Roman très court, 150 pages, qui se déroule dans le monde du cinéma à l'occasion du festival de Cannes et se lit avec délectation.
Roman Strajnic est délibérément dans la satire de bon aloi, il frappe juste, avec vigueur et nous dépeint un monde merveilleux qui occulte bien des turpitudes. Nous le savions, mais de le voir décrit avec cet humour décapant, toujours à la limite du dérapage, a quelque chose de jouissif.
Les personnages que l'on reconnait sont plus vrais que nature. Comme le commentateur cinéma de Canal+, Laurent Weil rebaptisé ici Roland Vieil, qui sur joue l'admiration et multiplie les « C'est ça ! Cannes ! ». Ou encore
Pedro Almodovar le Président du jury « Autoritaire et fier, dans sa chemise bariolée. »
Au fond Roman nous venge à la fois de notre crédulité et de notre statut de vache à lait. Pour autant, il n'est ni cynique ni angélique, il sait, et nous avec que tout cela ne changera pas d'un coup de baguette magique.
L'histoire est simple, et l'objectif de l'auteur n'est pas de nous mener au travers d'une enquête au suspense insoutenable.
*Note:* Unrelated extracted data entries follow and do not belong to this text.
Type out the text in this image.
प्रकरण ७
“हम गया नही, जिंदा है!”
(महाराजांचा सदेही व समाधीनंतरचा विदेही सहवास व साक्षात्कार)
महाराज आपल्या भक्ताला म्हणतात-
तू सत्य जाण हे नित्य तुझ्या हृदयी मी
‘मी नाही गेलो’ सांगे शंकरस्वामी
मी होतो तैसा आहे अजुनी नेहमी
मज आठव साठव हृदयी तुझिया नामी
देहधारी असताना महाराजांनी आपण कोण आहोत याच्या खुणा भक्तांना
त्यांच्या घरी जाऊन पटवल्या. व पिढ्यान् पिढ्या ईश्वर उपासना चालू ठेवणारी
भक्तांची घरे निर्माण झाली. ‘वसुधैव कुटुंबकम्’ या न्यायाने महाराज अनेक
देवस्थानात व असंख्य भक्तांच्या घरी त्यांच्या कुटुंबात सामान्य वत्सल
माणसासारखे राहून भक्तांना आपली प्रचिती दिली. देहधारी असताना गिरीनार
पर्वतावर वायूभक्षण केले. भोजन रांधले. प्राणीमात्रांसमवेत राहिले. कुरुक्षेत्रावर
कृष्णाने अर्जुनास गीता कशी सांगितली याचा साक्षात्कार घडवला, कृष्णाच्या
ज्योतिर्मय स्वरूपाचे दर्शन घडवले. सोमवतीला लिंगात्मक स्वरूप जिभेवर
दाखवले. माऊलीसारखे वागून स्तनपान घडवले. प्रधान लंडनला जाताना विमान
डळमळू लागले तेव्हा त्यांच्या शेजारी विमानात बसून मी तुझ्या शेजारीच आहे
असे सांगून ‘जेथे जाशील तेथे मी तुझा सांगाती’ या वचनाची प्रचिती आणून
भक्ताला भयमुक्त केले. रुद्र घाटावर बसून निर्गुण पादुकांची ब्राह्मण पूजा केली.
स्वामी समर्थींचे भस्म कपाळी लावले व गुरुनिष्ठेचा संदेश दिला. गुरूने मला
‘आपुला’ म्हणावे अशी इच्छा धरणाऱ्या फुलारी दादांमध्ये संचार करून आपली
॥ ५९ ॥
Il est surtout de nous faire rire à bon compte.
Deux producteurs à Los Angeles sont catastrophés de la qualité de leur film Days of Hell retenu dans la sélection du festival de Cannes et encensé par Thierry Frémeaux, délégué général du Festival de Cannes et président de l'association Frères Lumière.
En effet, ils redoutent comme c'est souvent le cas que leur film, malgré la présence de deux acteurs de poids concentre les critiques incendiaires et serve uniquement de marchepied à celui qui aura la palme d'or.
« Une connerie à 120 millions de dollars » dit le producteur.
Heureusement, leur chargé de sécurité Nick Kovacs, un Serbo-Croate leur suggère un plan très simple pour ravir la vedette aux autres lauréats.
Trouver un idiot utile pour servir un plan diabolique, qui reçoit aussitôt l'aval des deux producteurs. Pour des raisons évidentes, je ne dévoilerai pas ce plan.
L'idiot utile, sera Dusan Savicevic, un serbe qui a fui Vukovar en 1999 et exerce le métier d'agent de sécurité pour l'agence GuardCorps dont le patron est Jean-Marc Chiaramonti, un manager aux dents longues.
Il assure la surveillance du rayon parfumerie du Monoprix de Cannes.
Dusan est un tendre. Il laisse partir par exemple, contre l'avis de la chef de rayon, un gamin qui a volé un crayon Dior à 26 euros pour l'offrir à sa mère, se contentant de récupérer le crayon au lieu d'exiger son paiement.
Il est recruté via Chiaramonti par l'équipe de sécurité du film Days of Hell. Pour lui c'est la consécration, mais sa naïveté le rend peu opérationnel et il commet erreur sur erreur, oubliant tout ce qui en faisait un garde du corps fiable.
Roman Strajnic propose une galerie de personnages truculents, Molly l'assistante de la vedette, une Canadienne née à Chicoutimi, incapable de résister aux offres d'alcool de substances illicites et de sexe qui sont légion au cours des soirées cannoises du festival.
Cathy, pied-noir, la cinquantaine joyeuse, cuisinière de l'équipe, avec sa verve qui prend Dusan sous son aile, et ne s'en laisse pas conter.
Enfin les agents immobiliers des stars et des familles royales saoudiennes que l'auteur nous décrit ainsi : « décolletés sur poitrines brunes séfarades » « Moustachus et femmes à niquab »
La description de Cannes avant pendant et après le festival est riche en couleurs, on y voit cette association hypocrite durant deux semaines, chacun sur jouant la sympathie acteurs, agents, techniciens, la palme allant aux spectateurs en mal de vedettariat, et prêts à tout pour côtoyer la gloire ne serait-ce que quelques secondes, le temps d'un selfie, mais prêts à tout aussi pour obtenir le sésame pour une de ces soirées objet de tous leurs fantasmes.
Je ne connaissais par
Roman Strajnic. Avec
des types comme nous, il signe un roman inspiré de son expérience personnelle dans le monde du cinéma. Il évite l'autobiographie et le pathos pour nous livrer une histoire drôle qui montre sa capacité à prendre de la distance pour réjouir le lecteur. Un sens de la formule (voir les citations) qui vaut le détour.